Overall, static compiling allows for the creation of executables that are self-contained and include all required library code. This approach has its advantages in terms of simplicity and reliability, but it can lead to larger file sizes and the possibility of redundancy.

On a Linux system, tools like objdump and nm can be used to examine statically built C programs to find the printf function and its call locations within the binary. Allow me to show you the way:

  1. Compile the Program Statically: First, you need to compile your C program statically. You can do this using the -static flag with gcc:

     gcc -static -o myprogram myprogram.c
    
  2. Identify the printf Function in the Binary: Use the nm tool to list symbols in the binary. The printf function will be included in the binary since it's statically linked:

     nm --defined-only myprogram | grep ' printf'
    

    This should give you the address of the printf function within your binary.

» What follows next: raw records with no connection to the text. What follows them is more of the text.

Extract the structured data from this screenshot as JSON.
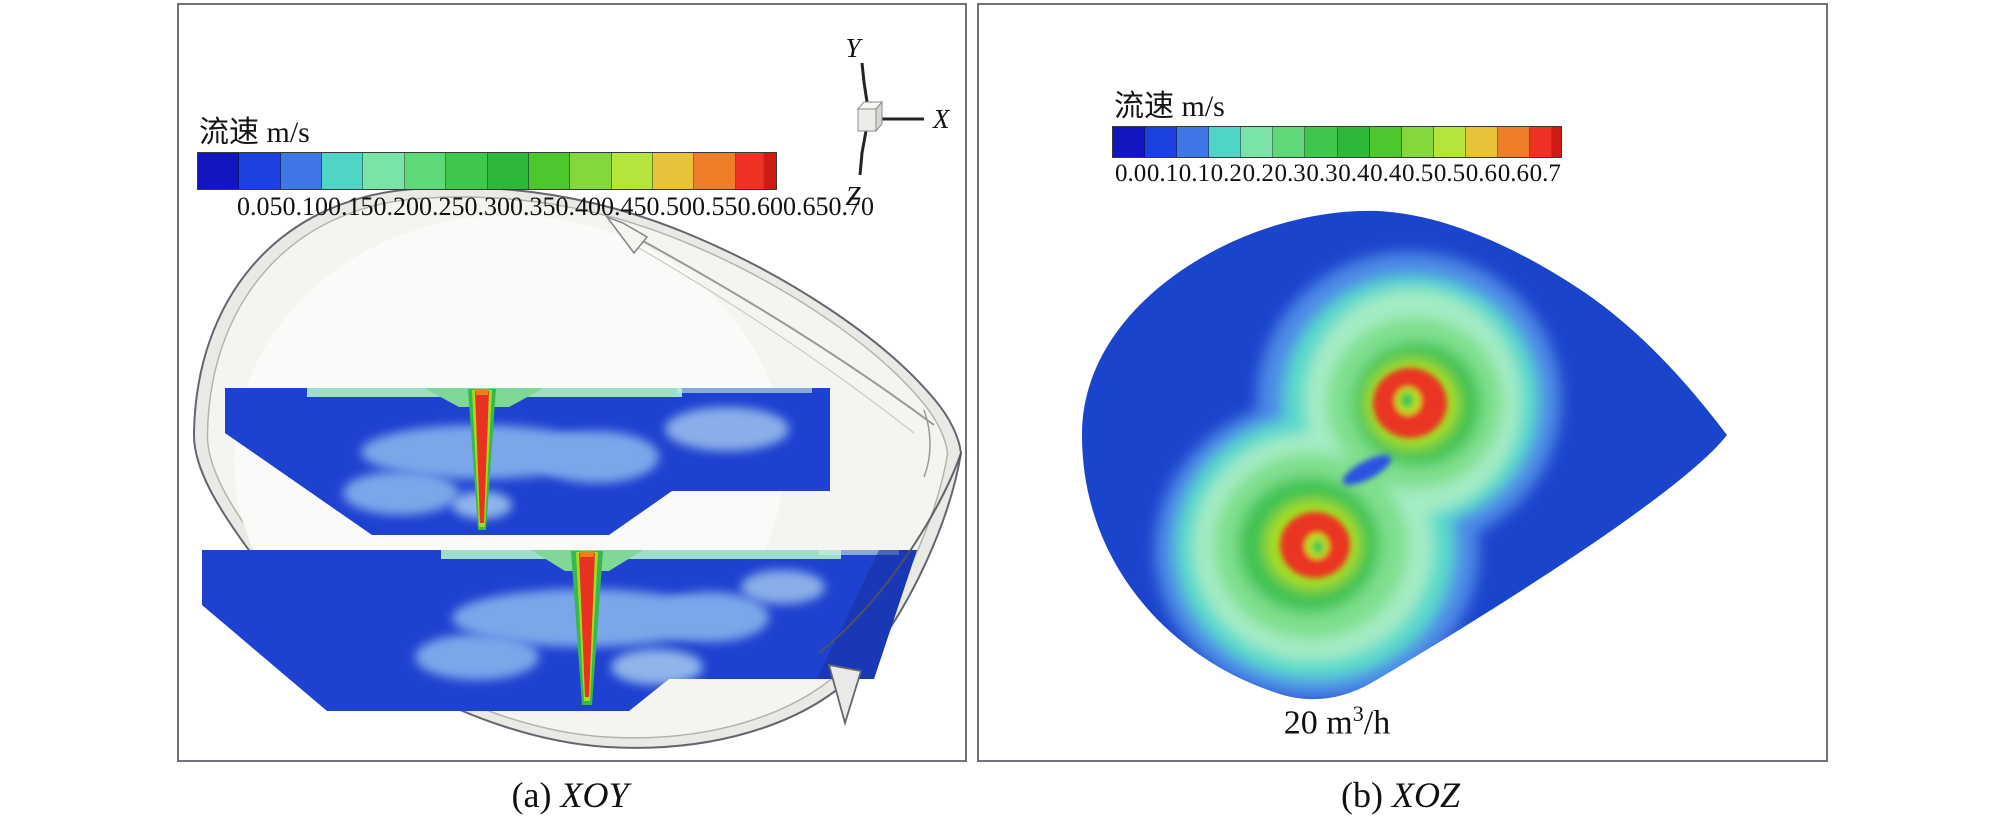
{
  "figure": {
    "background": "#ffffff",
    "panel_border_color": "#6e737c"
  },
  "colorbar": {
    "segment_colors": [
      "#1215c0",
      "#1d41e0",
      "#3f78e6",
      "#4fd5c5",
      "#7ae4a8",
      "#5fd977",
      "#3ec74b",
      "#2eb83a",
      "#4ec62e",
      "#85d83c",
      "#b5e43b",
      "#e8c33a",
      "#ee7e2a",
      "#ee3223"
    ],
    "over_color": "#cf1a16"
  },
  "panels": {
    "a": {
      "caption_prefix": "(a)",
      "caption_label": "XOY",
      "legend": {
        "title": "流速 m/s",
        "ticks": [
          "0.05",
          "0.10",
          "0.15",
          "0.20",
          "0.25",
          "0.30",
          "0.35",
          "0.40",
          "0.45",
          "0.50",
          "0.55",
          "0.60",
          "0.65",
          "0.70"
        ]
      }
    },
    "b": {
      "caption_prefix": "(b)",
      "caption_label": "XOZ",
      "legend": {
        "title": "流速 m/s",
        "ticks": [
          "0.0",
          "0.1",
          "0.1",
          "0.2",
          "0.2",
          "0.3",
          "0.3",
          "0.4",
          "0.4",
          "0.5",
          "0.5",
          "0.6",
          "0.6",
          "0.7"
        ]
      },
      "flow_label": {
        "base": "20 m",
        "sup": "3",
        "rest": "/h"
      }
    }
  },
  "axis_triad": {
    "up": "Y",
    "right": "X",
    "down": "Z"
  },
  "chart_data": [
    {
      "type": "heatmap",
      "view": "XOY",
      "title": "流速 m/s",
      "legend_title": "流速 m/s",
      "colorbar_levels_m_per_s": [
        0.05,
        0.1,
        0.15,
        0.2,
        0.25,
        0.3,
        0.35,
        0.4,
        0.45,
        0.5,
        0.55,
        0.6,
        0.65,
        0.7
      ],
      "colorbar_range": [
        0.0,
        0.7
      ],
      "features": [
        "3D grey tank shell (egg shape tapering to a point at right) viewed in XOY plane",
        "two horizontal liquid slices rendered in deep blue (bulk velocity ~0.05-0.10 m/s)",
        "upper slice: narrow vertical jet at ~38% of panel width, core >=0.70 m/s (red) with green/yellow rim and teal spreading layer along slice top",
        "lower slice: narrow vertical jet at ~52% of panel width, core >=0.70 m/s (red) with green/yellow rim and teal spreading layer",
        "light-blue lobes (~0.10-0.15 m/s) around each jet"
      ]
    },
    {
      "type": "heatmap",
      "view": "XOZ",
      "title": "流速 m/s",
      "legend_title": "流速 m/s",
      "annotation": "20 m³/h",
      "colorbar_levels_m_per_s": [
        0.0,
        0.1,
        0.1,
        0.2,
        0.2,
        0.3,
        0.3,
        0.4,
        0.4,
        0.5,
        0.5,
        0.6,
        0.6,
        0.7
      ],
      "colorbar_range": [
        0.0,
        0.7
      ],
      "features": [
        "teardrop-shaped cross-section filled royal blue (bulk ~0.0-0.1 m/s), point toward the right",
        "two annular impingement hotspots: red rings >=0.6-0.7 m/s with green centres",
        "upper hotspot right of centre, lower hotspot lower-left; both wrapped by yellow-green, green, mint and turquoise contour shells",
        "small isolated blue streak between the two hotspots"
      ]
    }
  ]
}
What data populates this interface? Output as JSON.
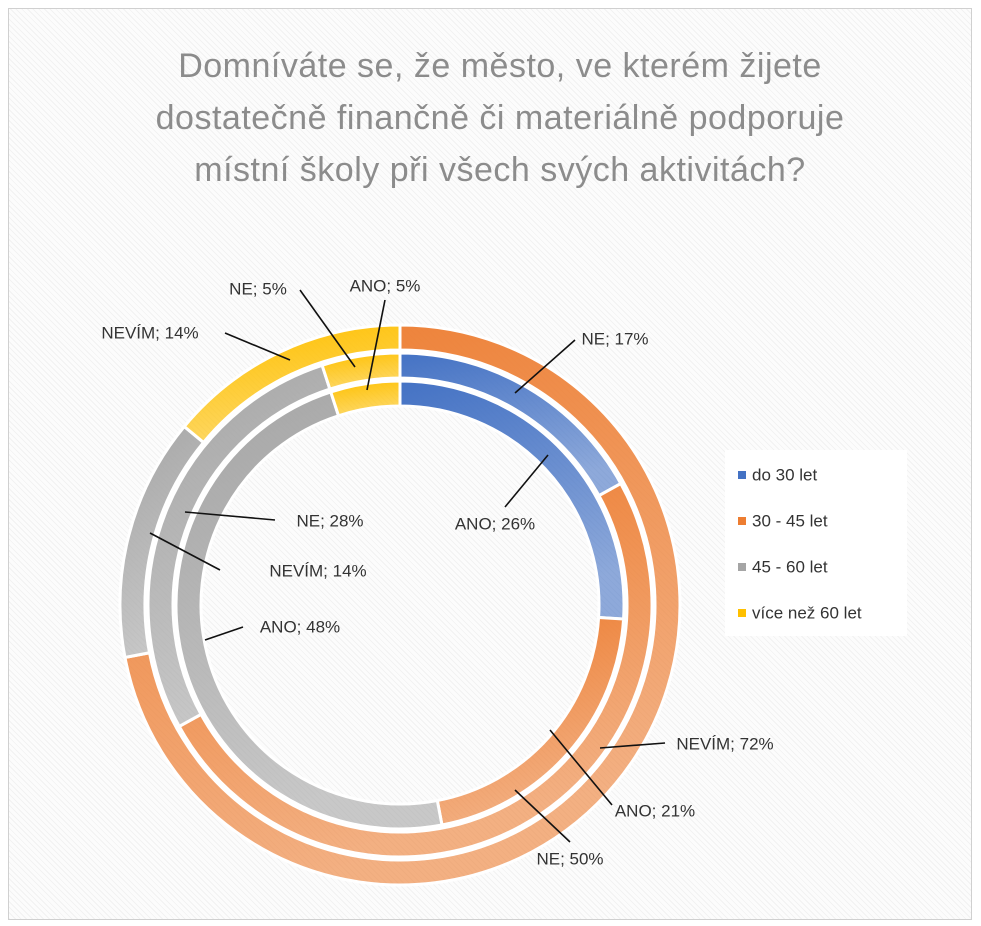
{
  "chart_data": {
    "type": "donut",
    "title": "Domníváte se, že město, ve kterém žijete dostatečně finančně či materiálně podporuje místní školy při všech svých aktivitách?",
    "categories": [
      "do 30 let",
      "30 - 45 let",
      "45 - 60 let",
      "více než 60 let"
    ],
    "colors": [
      "#4472c4",
      "#ed7d31",
      "#a5a5a5",
      "#ffc000"
    ],
    "series": [
      {
        "values": [
          26,
          21,
          48,
          5
        ],
        "value_labels": [
          "ANO; 26%",
          "ANO; 21%",
          "ANO; 48%",
          "ANO; 5%"
        ]
      },
      {
        "values": [
          17,
          50,
          28,
          5
        ],
        "value_labels": [
          "NE; 17%",
          "NE; 50%",
          "NE; 28%",
          "NE; 5%"
        ]
      },
      {
        "values": [
          0,
          72,
          14,
          14
        ],
        "value_labels": [
          null,
          "NEVÍM; 72%",
          "NEVÍM; 14%",
          "NEVÍM; 14%"
        ]
      }
    ],
    "legend": "right"
  }
}
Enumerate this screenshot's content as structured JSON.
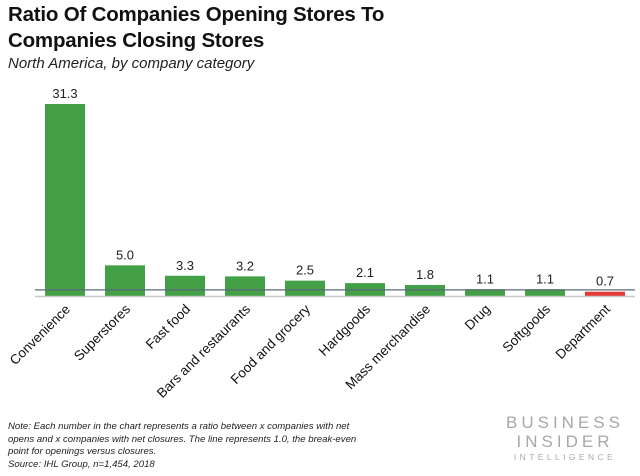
{
  "header": {
    "title": "Ratio Of Companies Opening Stores To Companies Closing Stores",
    "subtitle": "North America, by company category"
  },
  "footer": {
    "note_lines": [
      "Note: Each number in the chart represents a ratio between x companies with net",
      "opens and x companies with net closures. The line represents 1.0, the break-even",
      "point for openings versus closures.",
      "Source: IHL Group, n=1,454, 2018"
    ],
    "logo": {
      "line1": "BUSINESS",
      "line2": "INSIDER",
      "line3": "INTELLIGENCE"
    }
  },
  "colors": {
    "positive": "#43A047",
    "negative": "#E53935",
    "reference_line": "#5a6a7a",
    "axis": "#c8c8c8"
  },
  "chart_data": {
    "type": "bar",
    "title": "Ratio Of Companies Opening Stores To Companies Closing Stores",
    "subtitle": "North America, by company category",
    "xlabel": "",
    "ylabel": "",
    "categories": [
      "Convenience",
      "Superstores",
      "Fast food",
      "Bars and restaurants",
      "Food and grocery",
      "Hardgoods",
      "Mass merchandise",
      "Drug",
      "Softgoods",
      "Department"
    ],
    "values": [
      31.3,
      5.0,
      3.3,
      3.2,
      2.5,
      2.1,
      1.8,
      1.1,
      1.1,
      0.7
    ],
    "value_labels": [
      "31.3",
      "5.0",
      "3.3",
      "3.2",
      "2.5",
      "2.1",
      "1.8",
      "1.1",
      "1.1",
      "0.7"
    ],
    "reference_line": {
      "value": 1.0,
      "label": "break-even"
    },
    "ylim": [
      0,
      31.3
    ],
    "grid": false,
    "legend": "none"
  }
}
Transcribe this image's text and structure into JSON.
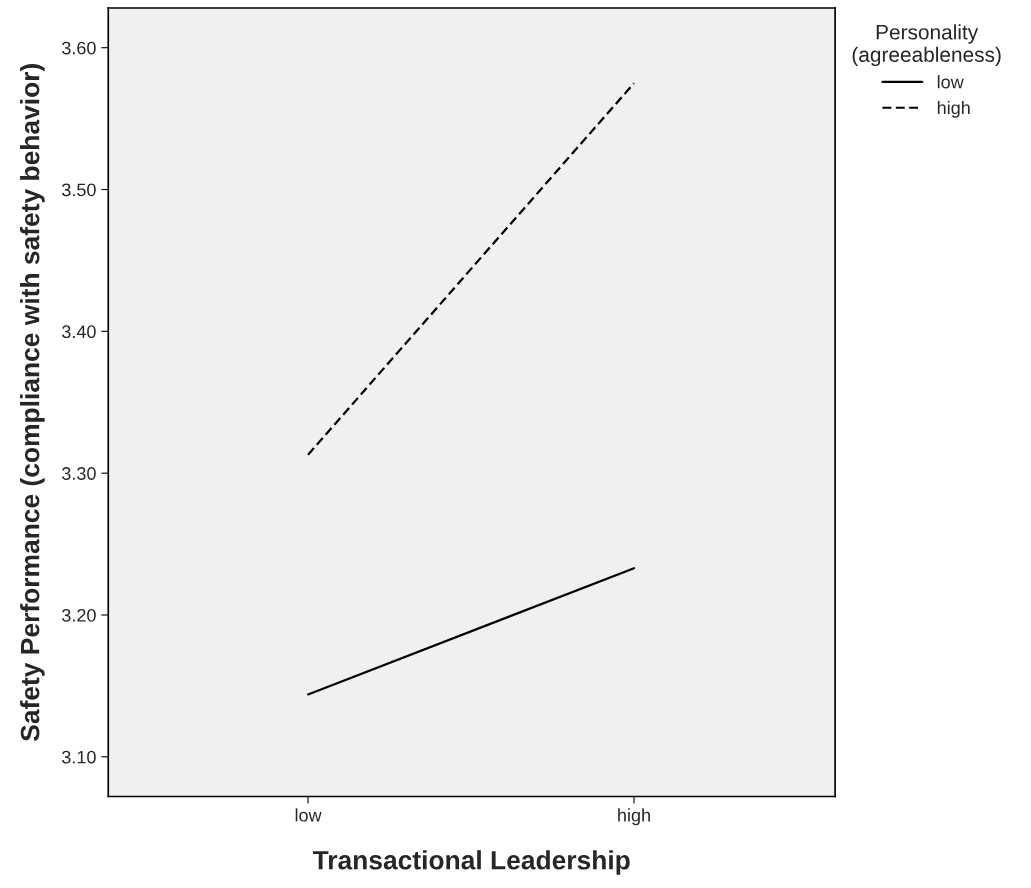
{
  "chart_data": {
    "type": "line",
    "xlabel": "Transactional Leadership",
    "ylabel": "Safety Performance (compliance with safety behavior)",
    "legend_title": "Personality\n(agreeableness)",
    "categories": [
      "low",
      "high"
    ],
    "series": [
      {
        "name": "low",
        "color": "#000000",
        "values": [
          3.144,
          3.233
        ],
        "line_style": "solid"
      },
      {
        "name": "high",
        "color": "#000000",
        "values": [
          3.313,
          3.575
        ],
        "line_style": "dashed"
      }
    ],
    "ylim": [
      3.072,
      3.628
    ],
    "yticks": [
      {
        "value": 3.1,
        "label": "3.10"
      },
      {
        "value": 3.2,
        "label": "3.20"
      },
      {
        "value": 3.3,
        "label": "3.30"
      },
      {
        "value": 3.4,
        "label": "3.40"
      },
      {
        "value": 3.5,
        "label": "3.50"
      },
      {
        "value": 3.6,
        "label": "3.60"
      }
    ],
    "grid": false,
    "legend": "top right",
    "marker": "none"
  }
}
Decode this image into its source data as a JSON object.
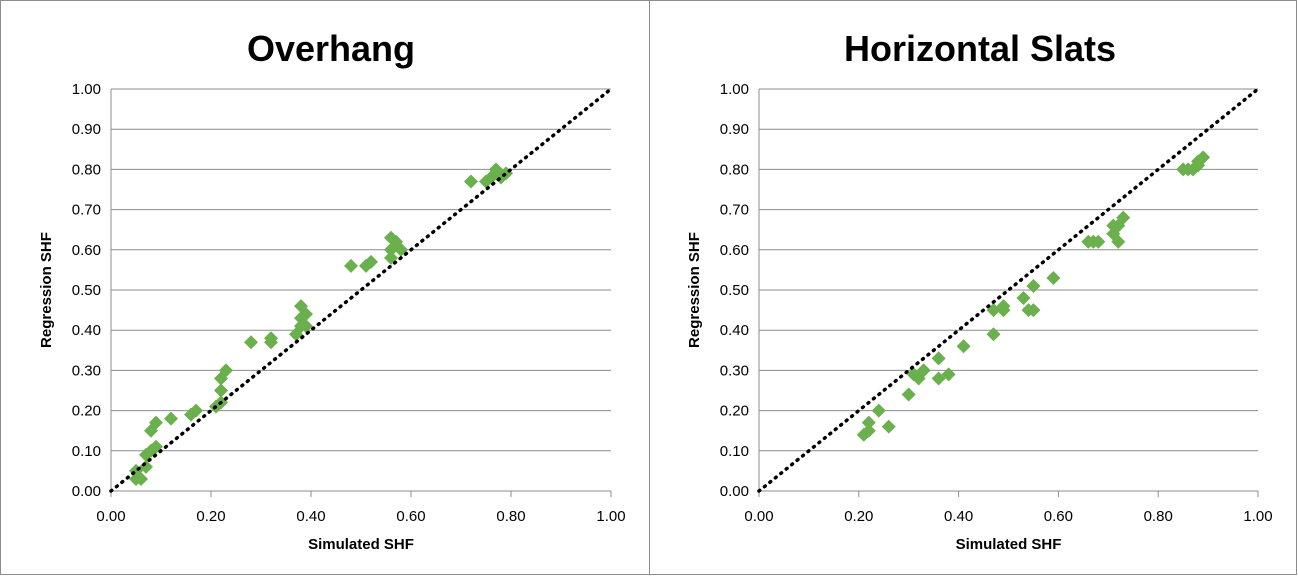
{
  "chart_data": [
    {
      "type": "scatter",
      "title": "Overhang",
      "xlabel": "Simulated SHF",
      "ylabel": "Regression SHF",
      "xlim": [
        0,
        1
      ],
      "ylim": [
        0,
        1
      ],
      "x_ticks": [
        "0.00",
        "0.20",
        "0.40",
        "0.60",
        "0.80",
        "1.00"
      ],
      "y_ticks": [
        "0.00",
        "0.10",
        "0.20",
        "0.30",
        "0.40",
        "0.50",
        "0.60",
        "0.70",
        "0.80",
        "0.90",
        "1.00"
      ],
      "grid": "horizontal",
      "marker": "diamond",
      "marker_color": "#6ab04c",
      "reference_line": {
        "style": "dotted",
        "color": "#000000",
        "from": [
          0,
          0
        ],
        "to": [
          1,
          1
        ]
      },
      "series": [
        {
          "x": [
            0.05,
            0.06,
            0.05,
            0.07,
            0.08,
            0.07,
            0.09,
            0.08,
            0.09,
            0.12,
            0.16,
            0.17,
            0.21,
            0.22,
            0.22,
            0.22,
            0.23,
            0.28,
            0.32,
            0.32,
            0.37,
            0.38,
            0.38,
            0.38,
            0.39,
            0.39,
            0.48,
            0.51,
            0.52,
            0.56,
            0.56,
            0.57,
            0.56,
            0.58,
            0.72,
            0.75,
            0.76,
            0.77,
            0.77,
            0.78,
            0.79
          ],
          "y": [
            0.03,
            0.03,
            0.05,
            0.06,
            0.1,
            0.09,
            0.11,
            0.15,
            0.17,
            0.18,
            0.19,
            0.2,
            0.21,
            0.22,
            0.25,
            0.28,
            0.3,
            0.37,
            0.37,
            0.38,
            0.39,
            0.41,
            0.43,
            0.46,
            0.44,
            0.41,
            0.56,
            0.56,
            0.57,
            0.58,
            0.6,
            0.62,
            0.63,
            0.6,
            0.77,
            0.77,
            0.78,
            0.79,
            0.8,
            0.78,
            0.79
          ]
        }
      ]
    },
    {
      "type": "scatter",
      "title": "Horizontal Slats",
      "xlabel": "Simulated SHF",
      "ylabel": "Regression SHF",
      "xlim": [
        0,
        1
      ],
      "ylim": [
        0,
        1
      ],
      "x_ticks": [
        "0.00",
        "0.20",
        "0.40",
        "0.60",
        "0.80",
        "1.00"
      ],
      "y_ticks": [
        "0.00",
        "0.10",
        "0.20",
        "0.30",
        "0.40",
        "0.50",
        "0.60",
        "0.70",
        "0.80",
        "0.90",
        "1.00"
      ],
      "grid": "horizontal",
      "marker": "diamond",
      "marker_color": "#6ab04c",
      "reference_line": {
        "style": "dotted",
        "color": "#000000",
        "from": [
          0,
          0
        ],
        "to": [
          1,
          1
        ]
      },
      "series": [
        {
          "x": [
            0.21,
            0.22,
            0.22,
            0.24,
            0.26,
            0.3,
            0.31,
            0.32,
            0.33,
            0.36,
            0.36,
            0.38,
            0.41,
            0.47,
            0.47,
            0.49,
            0.49,
            0.53,
            0.54,
            0.55,
            0.55,
            0.59,
            0.66,
            0.67,
            0.68,
            0.71,
            0.71,
            0.72,
            0.72,
            0.73,
            0.85,
            0.86,
            0.87,
            0.88,
            0.88,
            0.89
          ],
          "y": [
            0.14,
            0.15,
            0.17,
            0.2,
            0.16,
            0.24,
            0.29,
            0.28,
            0.3,
            0.28,
            0.33,
            0.29,
            0.36,
            0.39,
            0.45,
            0.45,
            0.46,
            0.48,
            0.45,
            0.45,
            0.51,
            0.53,
            0.62,
            0.62,
            0.62,
            0.64,
            0.66,
            0.62,
            0.66,
            0.68,
            0.8,
            0.8,
            0.8,
            0.81,
            0.82,
            0.83
          ]
        }
      ]
    }
  ]
}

  3. Disassemble the Binary: Use objdump to disassemble the binary and find the printf code:

     objdump -d myprogram > myprogram.asm
    

    Then you can search for the address found with nm in the myprogram.asm file to see the disassembled code for printf.

  4. Find Calls to printf: To find where printf is being called from, you can search for the call instruction in the disassembly:

     grep -B 5 'call.*<printf>' myprogram.asm
    

    The -B 5 flag will show you 5 lines before the call instruction, which can help you identify the calling function. The output will show you the addresses of the instructions that are calling printf.

  5. Analyze the Call Sites: Each call site will have an address in the disassembly. You can look around these addresses to understand the context of the call, such as which function is making the call and what parameters are being passed.

You can see the assembly language representation of the machine code—the actual binary code for printf—in the disassembly. The results of objdump could be difficult to understand if you aren't an expert in assembly language.

Following these steps will assume that you are using an AMD64 machine and have the necessary tools to work in an environment similar to Unix. The process and tools you use may change depending on the system or architecture you're working with.